Functional principal component analysis (FPCA) could become invalid when data involve non-Gaussian features. Therefore, we aim to develop a general FPCA method to adapt to such non-Gaussian cases. A Kenall's $\tau$ function, which possesses identical eigenfunctions as covariance function, is constructed. The particular formulation of Kendall's $\tau$ function makes it less insensitive to data distribution. We further apply it to the estimation of FPCA and study the corresponding asymptotic consistency.
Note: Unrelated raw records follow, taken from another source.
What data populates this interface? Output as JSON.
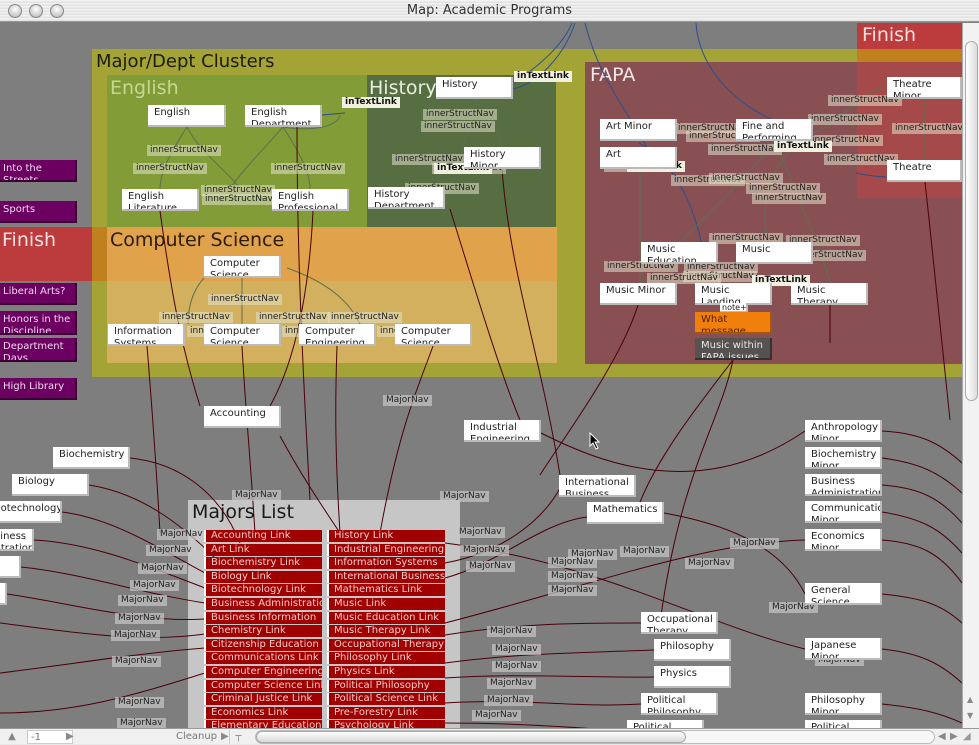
{
  "window": {
    "title": "Map: Academic Programs"
  },
  "colors": {
    "canvas_bg": "#7e7e7e",
    "cluster_bg": "#a3a336",
    "english_bg": "#829c38",
    "history_bg": "#576e42",
    "cs_header_bg": "#e0a24a",
    "cs_body_bg": "#d3b05e",
    "fapa_bg": "#895054",
    "finish_bg": "#bc3b3c",
    "sidebar_btn_bg": "#6b0060",
    "majors_list_bg": "#c6c6c6",
    "link_item_bg": "#a00000",
    "orange_note": "#f07f0c",
    "dark_note": "#555250",
    "major_nav_line": "#4a0008",
    "inner_nav_line": "#5c7050",
    "text_link_line": "#2a4f8c"
  },
  "regions": {
    "clusters_title": "Major/Dept Clusters",
    "english_title": "English",
    "history_title": "History",
    "fapa_title": "FAPA",
    "cs_title": "Computer Science",
    "finish_top": "Finish",
    "finish_left": "Finish",
    "majors_list_title": "Majors List"
  },
  "sidebar": {
    "items": [
      {
        "label": "Into the Streets"
      },
      {
        "label": "Sports"
      },
      {
        "label": "Liberal Arts?"
      },
      {
        "label": "Honors in the Discipline"
      },
      {
        "label": "Department Days"
      },
      {
        "label": "High Library"
      }
    ]
  },
  "nodes": {
    "english": [
      {
        "label": "English"
      },
      {
        "label": "English Department"
      },
      {
        "label": "English Literature"
      },
      {
        "label": "English Professional"
      }
    ],
    "history": [
      {
        "label": "History"
      },
      {
        "label": "History Minor"
      },
      {
        "label": "History Department"
      }
    ],
    "cs": [
      {
        "label": "Computer Science"
      },
      {
        "label": "Information Systems"
      },
      {
        "label": "Computer Science"
      },
      {
        "label": "Computer Engineering"
      },
      {
        "label": "Computer Science Minor"
      }
    ],
    "fapa": [
      {
        "label": "Art Minor"
      },
      {
        "label": "Art"
      },
      {
        "label": "Fine and Performing"
      },
      {
        "label": "Theatre Minor"
      },
      {
        "label": "Theatre"
      },
      {
        "label": "Music Education"
      },
      {
        "label": "Music"
      },
      {
        "label": "Music Minor"
      },
      {
        "label": "Music Landing"
      },
      {
        "label": "Music Therapy"
      }
    ],
    "notes": {
      "orange": "What message here?",
      "dark": "Music within FAPA issues",
      "small": "note+"
    },
    "majors_left": [
      {
        "label": "Accounting"
      },
      {
        "label": "Biochemistry"
      },
      {
        "label": "Biology"
      },
      {
        "label": "Biotechnology"
      },
      {
        "label": "Business Administration"
      },
      {
        "label": ""
      },
      {
        "label": ""
      }
    ],
    "majors_center": [
      {
        "label": "Industrial Engineering"
      },
      {
        "label": "International Business"
      },
      {
        "label": "Mathematics"
      },
      {
        "label": "Occupational Therapy"
      },
      {
        "label": "Philosophy"
      },
      {
        "label": "Physics"
      },
      {
        "label": "Political Philosophy"
      },
      {
        "label": "Political"
      }
    ],
    "minors_right": [
      {
        "label": "Anthropology Minor"
      },
      {
        "label": "Biochemistry Minor"
      },
      {
        "label": "Business Administration"
      },
      {
        "label": "Communications Minor"
      },
      {
        "label": "Economics Minor"
      },
      {
        "label": "General Science Minor"
      },
      {
        "label": "Japanese Minor"
      },
      {
        "label": "Philosophy Minor"
      },
      {
        "label": "Political"
      }
    ]
  },
  "link_tags": {
    "inner": "innerStructNav",
    "text": "inTextLink",
    "major": "MajorNav"
  },
  "majors_list": {
    "col1": [
      "Accounting Link",
      "Art Link",
      "Biochemistry Link",
      "Biology Link",
      "Biotechnology Link",
      "Business Administration",
      "Business Information",
      "Chemistry Link",
      "Citizenship Education",
      "Communications Link",
      "Computer Engineering",
      "Computer Science Link",
      "Criminal Justice Link",
      "Economics Link",
      "Elementary Education"
    ],
    "col2": [
      "History Link",
      "Industrial Engineering",
      "Information Systems",
      "International Business",
      "Mathematics Link",
      "Music Link",
      "Music Education Link",
      "Music Therapy Link",
      "Occupational Therapy",
      "Philosophy Link",
      "Physics Link",
      "Political Philosophy",
      "Political Science Link",
      "Pre-Forestry Link",
      "Psychology Link"
    ]
  },
  "bottom_bar": {
    "level_value": "-1",
    "cleanup_label": "Cleanup"
  }
}
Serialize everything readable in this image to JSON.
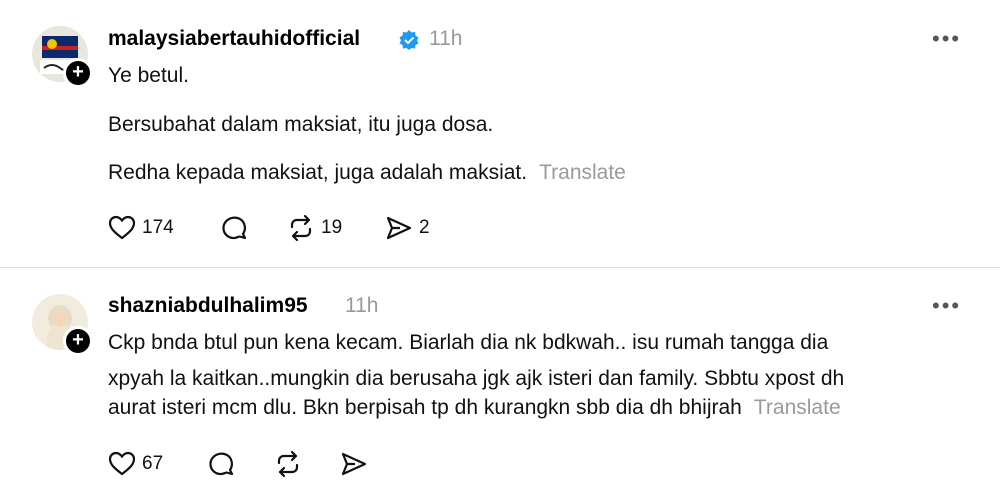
{
  "posts": [
    {
      "username": "malaysiabertauhidofficial",
      "time": "11h",
      "verified": true,
      "lines": [
        "Ye betul.",
        "Bersubahat dalam maksiat, itu juga dosa.",
        "Redha kepada maksiat, juga adalah maksiat."
      ],
      "translate": "Translate",
      "likes": "174",
      "reposts": "19",
      "shares": "2"
    },
    {
      "username": "shazniabdulhalim95",
      "time": "11h",
      "lines": [
        "Ckp bnda btul pun kena kecam. Biarlah dia nk bdkwah.. isu rumah tangga dia",
        "xpyah la kaitkan..mungkin dia berusaha jgk ajk isteri dan family. Sbbtu xpost dh",
        "aurat isteri mcm dlu. Bkn berpisah tp dh kurangkn sbb dia dh bhijrah"
      ],
      "translate": "Translate",
      "likes": "67"
    }
  ],
  "more_label": "•••",
  "colors": {
    "verified": "#1d9bf0",
    "muted": "#999999"
  }
}
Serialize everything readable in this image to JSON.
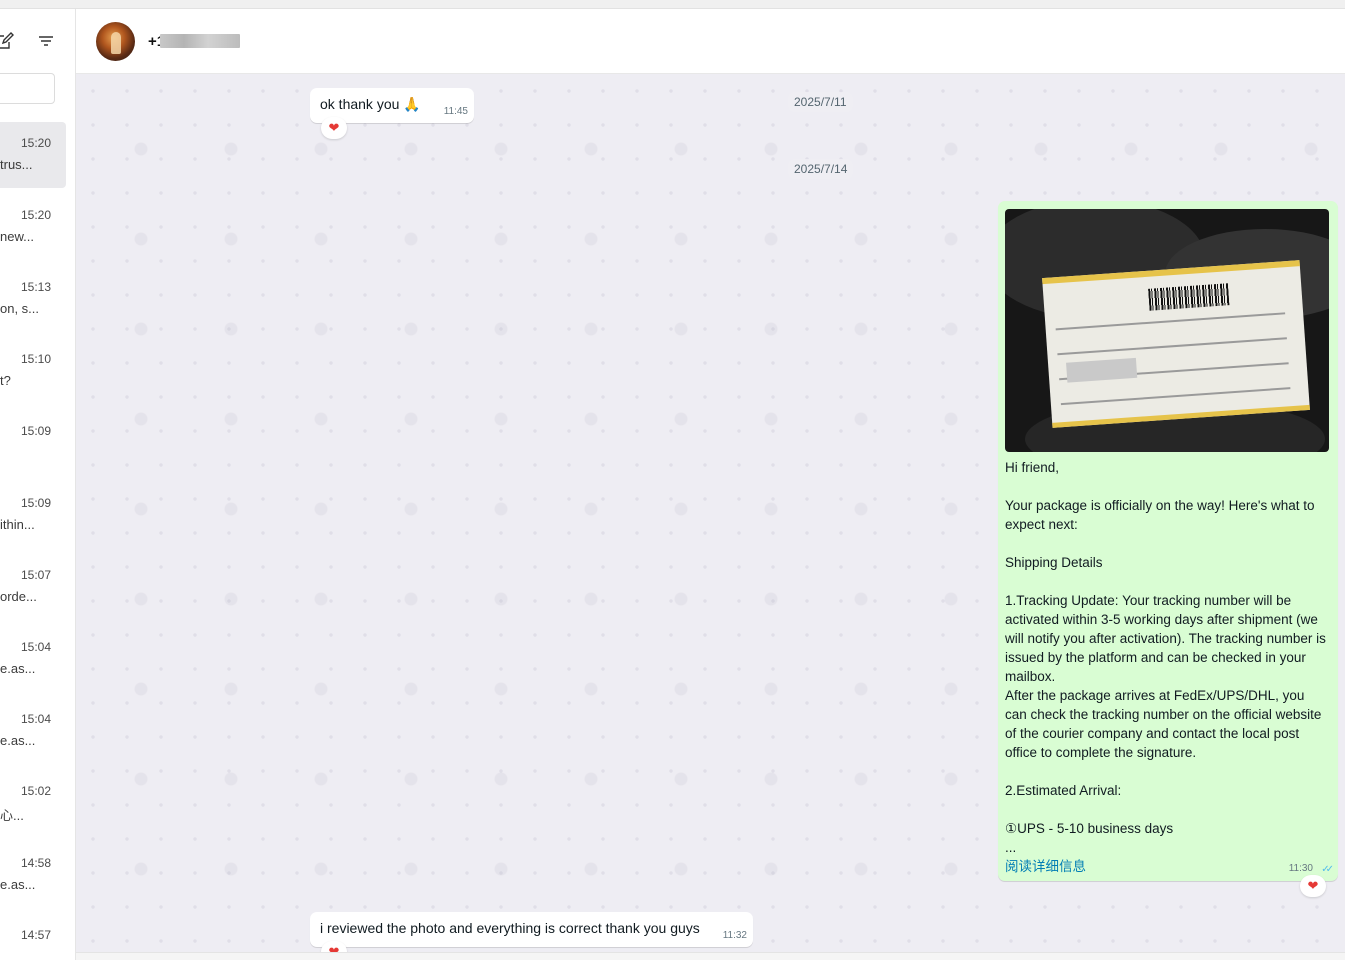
{
  "contact": {
    "name": "+1"
  },
  "sidebar": {
    "chats": [
      {
        "time": "15:20",
        "preview": "trus..."
      },
      {
        "time": "15:20",
        "preview": "new..."
      },
      {
        "time": "15:13",
        "preview": "on, s..."
      },
      {
        "time": "15:10",
        "preview": "t?"
      },
      {
        "time": "15:09",
        "preview": ""
      },
      {
        "time": "15:09",
        "preview": "ithin..."
      },
      {
        "time": "15:07",
        "preview": "orde..."
      },
      {
        "time": "15:04",
        "preview": "e.as..."
      },
      {
        "time": "15:04",
        "preview": "e.as..."
      },
      {
        "time": "15:02",
        "preview": "心..."
      },
      {
        "time": "14:58",
        "preview": "e.as..."
      },
      {
        "time": "14:57",
        "preview": ""
      }
    ]
  },
  "messages": {
    "m1": {
      "text": "ok thank you 🙏",
      "time": "11:45",
      "reaction": "❤"
    },
    "date1": "2025/7/11",
    "date2": "2025/7/14",
    "out": {
      "lines": [
        "Hi friend,",
        "",
        "Your package is officially on the way!  Here's what to expect next:",
        "",
        "Shipping Details",
        "",
        "1.Tracking Update: Your tracking number will be activated within 3-5 working days after shipment (we will notify you after activation). The tracking number is issued by the platform and can be checked in your mailbox.",
        "After the package arrives at FedEx/UPS/DHL, you can check the tracking number on the official website of the courier company and contact the local post office to complete the signature.",
        "",
        "2.Estimated Arrival:",
        "",
        "①UPS - 5-10 business days",
        "..."
      ],
      "read_more": "阅读详细信息",
      "time": "11:30",
      "ticks": "✓✓",
      "reaction": "❤"
    },
    "m2": {
      "text": "i reviewed the photo and everything is correct thank you guys",
      "time": "11:32",
      "reaction": "❤"
    }
  },
  "colors": {
    "outgoing_bubble": "#d9fdd3",
    "incoming_bubble": "#ffffff",
    "chat_bg": "#eeedf3",
    "link": "#027eb5",
    "read_ticks": "#53bdeb"
  }
}
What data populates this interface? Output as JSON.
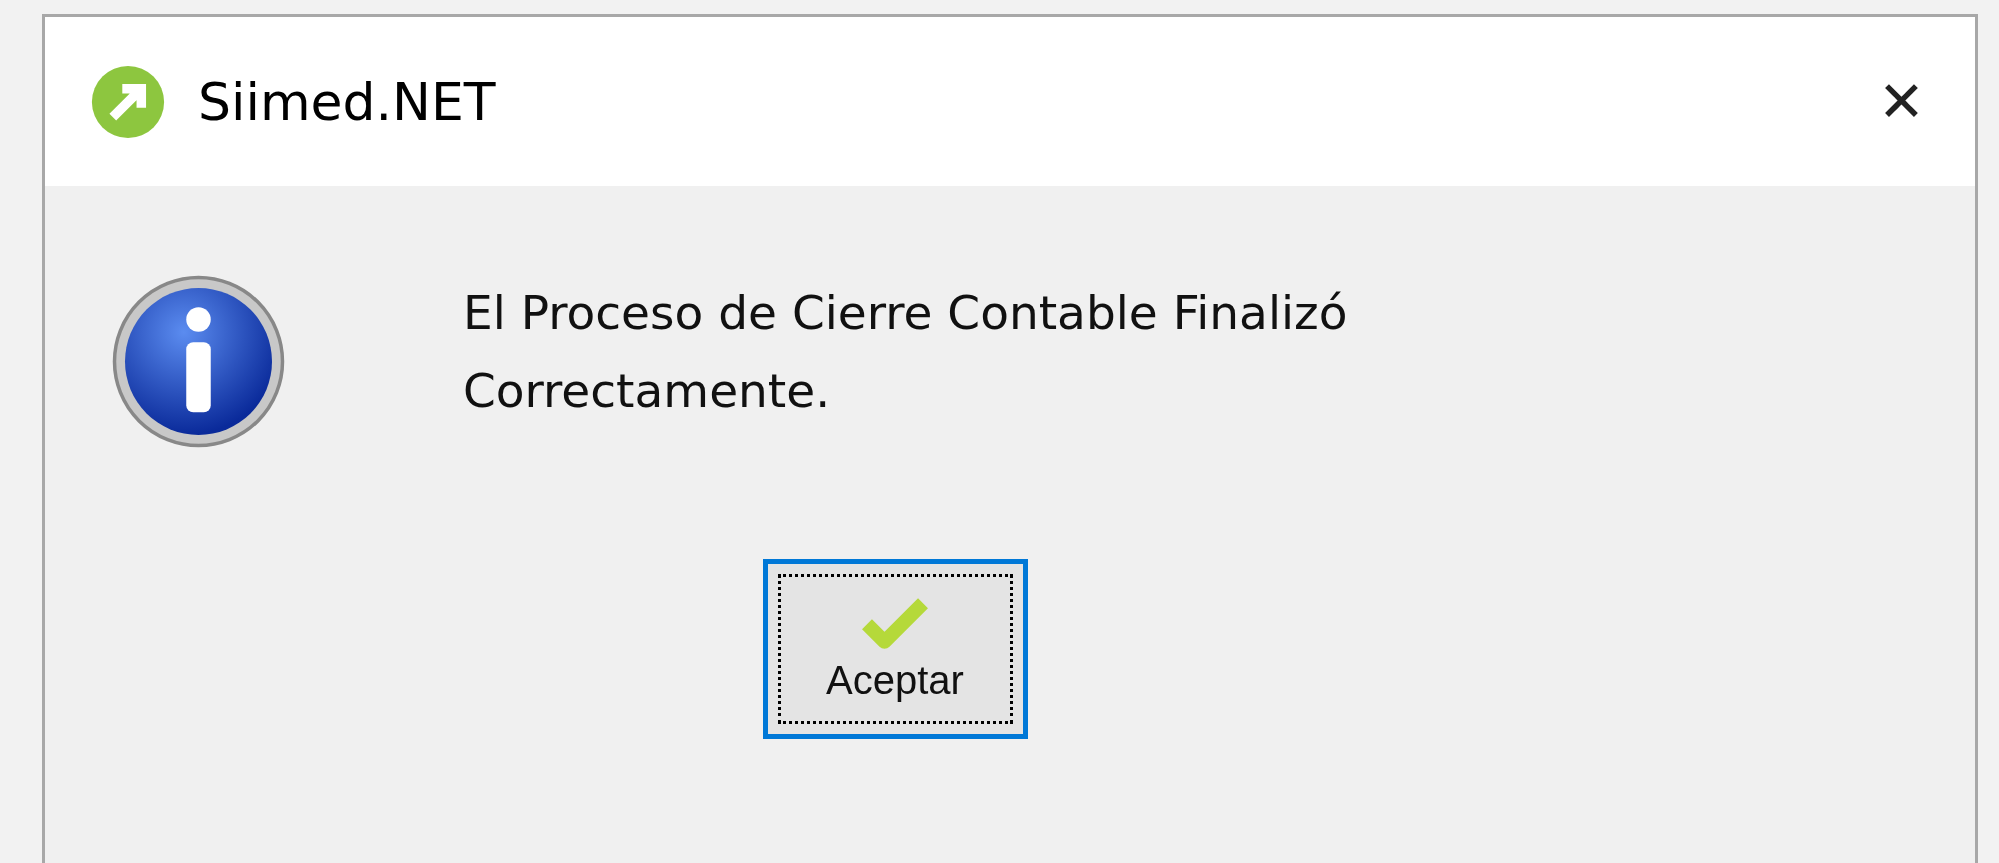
{
  "window": {
    "title": "Siimed.NET",
    "close": "✕"
  },
  "message": {
    "lines": [
      "El Proceso de Cierre Contable Finalizó",
      "Correctamente."
    ]
  },
  "buttons": [
    {
      "label": "Aceptar",
      "focused": true
    }
  ]
}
Moreover, the effectiveness of the proposed method is demonstrated through a comprehensive simulation study and an application to the physical activity data collected by a wearable accelerometer monitor.

翻译：功能性主要组成部分分析(FCCA)在数据涉及非古属特征时可能无效,因此,我们打算开发一种一般FPCA方法,以适应此类非古属案例,建造了Kenall $\tau$的功能,该功能具有相同的机能,作为共变函数,具有相同的机能。Kendall $\tau$的特制功能使其对数据分布不那么敏感。我们进一步将其应用于对FPCA的估计,并研究相应的非古属一致性。此外,通过全面的模拟研究和对用可磨损加速计监测器收集的物理活动数据的应用,可以证明拟议方法的有效性。